•  
  •  
 
Vanderbilt Law Review

First Page

855

Abstract

Lender liability litigation has increased dramatically over the past several years. The increase in claims is hardly surprising when one considers recent multimillion dollar recoveries.' Such well-publicized verdicts against lenders serve to encourage borrowers to defend even routine collection claims by striking out at the lender.

Most often borrowers bring lender liability suits following commercial loan defaults. These suits are based on a number of common-law theories for liability including: breach of contract, breach of fiduciary duty,' and breach of good faith, as well as fraud, duress, interference, and negligence. Some suits also raise statutory claims under the bankruptcy laws, the federal securities laws, the tax laws," the environmental laws,' and the Racketeer Influenced and Corrupt Organizations Act (RICO).'

The success of many of these theories of liability has broadened the scope of lender liability and has helped borrowers fight back against overreaching lenders. Because many of the theories are relatively new to the banking area, however, courts have yet to define the theories' parameters.
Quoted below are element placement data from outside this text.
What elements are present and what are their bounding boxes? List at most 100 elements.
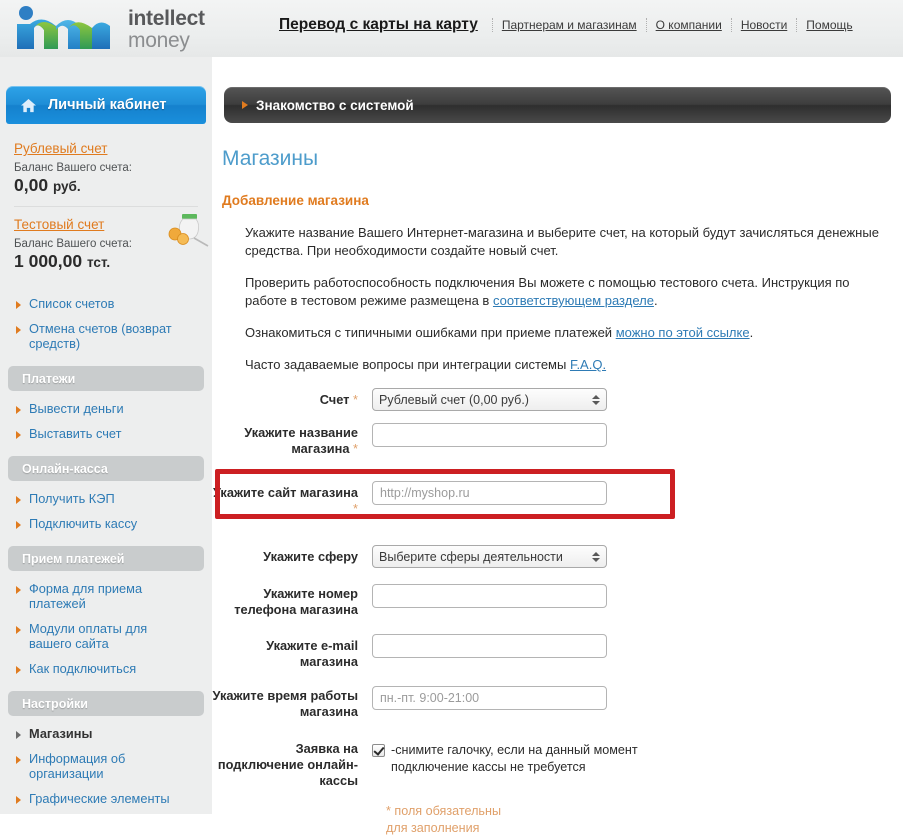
top-header: intellect money Перевод с карты на карту… (0, 0, 903, 57)
sidebar-item-shops[interactable]: Магазины (0, 721, 212, 746)
bullet-arrow-icon (16, 586, 21, 594)
sidebar-item-payment-modules[interactable]: Модули оплаты для вашего сайта (0, 616, 212, 656)
bullet-arrow-icon (16, 626, 21, 634)
sidebar-group-accept-payments: Прием платежей (8, 546, 204, 571)
sidebar-item-get-kep[interactable]: Получить КЭП (0, 486, 212, 511)
form-label-shop-email: Укажите e-mail магазина (266, 638, 358, 669)
sidebar-item-label: Вывести деньги (29, 401, 124, 416)
sidebar-item-label: Как подключиться (29, 661, 137, 676)
sidebar-group-title: Онлайн-касса (22, 461, 108, 476)
bullet-arrow-icon (16, 326, 21, 334)
sidebar-group-payments-links: Вывести деньги Выставить счет (0, 391, 212, 446)
link-typical-errors[interactable]: можно по этой ссылке (616, 325, 750, 340)
intro-paragraph-4: Часто задаваемые вопросы при интеграции … (245, 357, 607, 372)
account-link-ruble[interactable]: Рублевый счет (14, 141, 107, 156)
account-select[interactable]: Рублевый счет (0,00 руб.) (372, 388, 607, 411)
sidebar-item-label: Форма для приема платежей (29, 581, 143, 611)
form-row-shop-hours: Укажите время работы магазина (212, 686, 903, 720)
account-balance-amount: 0,00 (14, 175, 49, 195)
sidebar-item-label: Информация об организации (29, 751, 126, 781)
sidebar-top-links: Список счетов Отмена счетов (возврат сре… (0, 286, 212, 356)
sidebar-item-org-info[interactable]: Информация об организации (0, 746, 212, 786)
shop-phone-input[interactable] (372, 584, 607, 608)
im-wave-logo-icon (17, 6, 110, 49)
form-row-shop-email: Укажите e-mail магазина (212, 634, 903, 670)
section-title: Добавление магазина (222, 193, 369, 208)
sidebar-item-label: Модули оплаты для вашего сайта (29, 621, 148, 651)
brand-logo[interactable]: intellect money (12, 4, 205, 54)
account-select-value: Рублевый счет (0,00 руб.) (379, 392, 529, 407)
sphere-select[interactable]: Выберите сферы деятельности (372, 545, 607, 568)
form-row-shop-name: Укажите название магазина * (212, 423, 903, 457)
intro-text-block: Укажите название Вашего Интернет-магазин… (245, 224, 893, 374)
sidebar-header-personal-cabinet[interactable]: Личный кабинет (6, 86, 206, 124)
nav-item-partners[interactable]: Партнерам и магазинам (493, 18, 646, 32)
sidebar-item-label: Подключить кассу (29, 516, 138, 531)
bullet-arrow-icon (16, 756, 21, 764)
account-block-test: Тестовый счет Баланс Вашего счета: 1 000… (0, 214, 212, 272)
intro-paragraph-2: Проверить работоспособность подключения … (245, 275, 850, 308)
intro-paragraph-3: Ознакомиться с типичными ошибками при пр… (245, 325, 754, 340)
required-star: * (353, 441, 358, 456)
bullet-arrow-icon (16, 301, 21, 309)
sidebar-item-withdraw[interactable]: Вывести деньги (0, 396, 212, 421)
online-cash-checkbox[interactable] (372, 744, 385, 757)
page-title: Магазины (222, 147, 319, 170)
shop-email-input[interactable] (372, 634, 607, 658)
required-note-line2: для заполнения (386, 821, 480, 835)
account-balance-amount: 1 000,00 (14, 251, 83, 271)
sidebar-item-payment-form[interactable]: Форма для приема платежей (0, 576, 212, 616)
main-navigation: Перевод с карты на карту Партнерам и маг… (270, 16, 862, 34)
bullet-arrow-icon (16, 796, 21, 804)
chevron-updown-icon (592, 394, 600, 405)
sidebar-group-accept-payments-links: Форма для приема платежей Модули оплаты … (0, 571, 212, 681)
sidebar-header-title: Личный кабинет (48, 97, 167, 113)
form-label-shop-phone: Укажите номер телефона магазина (234, 586, 358, 617)
required-star: * (353, 392, 358, 407)
sidebar-item-issue-invoice[interactable]: Выставить счет (0, 421, 212, 446)
sidebar-item-how-to-connect[interactable]: Как подключиться (0, 656, 212, 681)
breadcrumb-bar[interactable]: Знакомство с системой (224, 87, 891, 123)
form-label-shop-name: Укажите название магазина * (244, 425, 358, 456)
coins-jar-icon (168, 214, 209, 247)
sidebar-item-label: Отмена счетов (возврат средств) (29, 321, 172, 351)
sidebar-item-label: Получить КЭП (29, 491, 115, 506)
sidebar-group-title: Настройки (22, 696, 88, 711)
sidebar-item-graphic-elements[interactable]: Графические элементы (0, 786, 212, 811)
sidebar-item-cancel-invoices[interactable]: Отмена счетов (возврат средств) (0, 316, 212, 356)
account-link-test[interactable]: Тестовый счет (14, 217, 104, 232)
sidebar-item-connect-cash[interactable]: Подключить кассу (0, 511, 212, 536)
shop-site-input[interactable] (372, 481, 607, 505)
sidebar-item-label: Магазины (29, 726, 93, 741)
shop-hours-input[interactable] (372, 686, 607, 710)
sidebar-group-settings-links: Магазины Информация об организации Графи… (0, 716, 212, 811)
form-label-account: Счет * (319, 392, 358, 407)
bullet-arrow-icon (16, 731, 21, 739)
shop-name-input[interactable] (372, 423, 607, 447)
sidebar-item-label: Графические элементы (29, 791, 170, 806)
form-row-shop-site: Укажите сайт магазина * (212, 473, 903, 525)
nav-item-transfer[interactable]: Перевод с карты на карту (270, 16, 492, 34)
nav-item-about[interactable]: О компании (647, 18, 731, 32)
bullet-arrow-icon (16, 406, 21, 414)
nav-item-news[interactable]: Новости (732, 18, 796, 32)
sidebar-item-label: Выставить счет (29, 426, 122, 441)
intro-paragraph-1: Укажите название Вашего Интернет-магазин… (245, 225, 879, 258)
link-relevant-section[interactable]: соответствующем разделе (493, 293, 654, 308)
home-icon (21, 98, 36, 112)
required-note-line1: * поля обязательны (386, 804, 502, 818)
main-content: Знакомство с системой Магазины Добавлени… (212, 57, 903, 835)
account-balance-test: 1 000,00 тст. (14, 251, 198, 272)
add-shop-form: Счет * Рублевый счет (0,00 руб.) Укажите… (212, 388, 903, 837)
link-faq[interactable]: F.A.Q. (570, 357, 606, 372)
form-row-account: Счет * Рублевый счет (0,00 руб.) (212, 388, 903, 411)
sidebar-group-online-cash-links: Получить КЭП Подключить кассу (0, 481, 212, 536)
nav-item-help[interactable]: Помощь (797, 18, 861, 32)
sidebar-item-account-list[interactable]: Список счетов (0, 291, 212, 316)
form-label-shop-hours: Укажите время работы магазина (212, 688, 358, 719)
account-balance-unit: тст. (87, 255, 111, 270)
sidebar-group-payments: Платежи (8, 366, 204, 391)
chevron-updown-icon (592, 551, 600, 562)
sidebar-group-title: Прием платежей (22, 551, 125, 566)
bullet-arrow-icon (16, 666, 21, 674)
This lack of judicial guidance leaves lenders in a difficult position. They face harsh economic consequences for failure to aid a troubled debtor, and potential liability if they do become involved. The uncertainty of the law makes it difficult for lenders to evaluate their risks. Consequently, evaluation has become more expensive. This evaluation expense and other increased costs eventually are passed onto borrowers and other bank customers. Furthermore, lenders often re-act by narrowing or curtailing important lending functions.

Parts II and III of this Note describe the most prevalent theories of lender liability, focusing on common-law theories and highlighting prominent cases under each theory. Conflicts among jurisdictions are emphasized to show the need for guidelines and standardization. Part IV analyzes the impact of increased liability on lenders, and Part V examines the judiciary's response depicted by several recent cases.

Finally, Part VI concludes that until a body of law evolves in the area of lender liability, both lenders and borrowers will bear the costs of expanded and uncertain claims against lenders.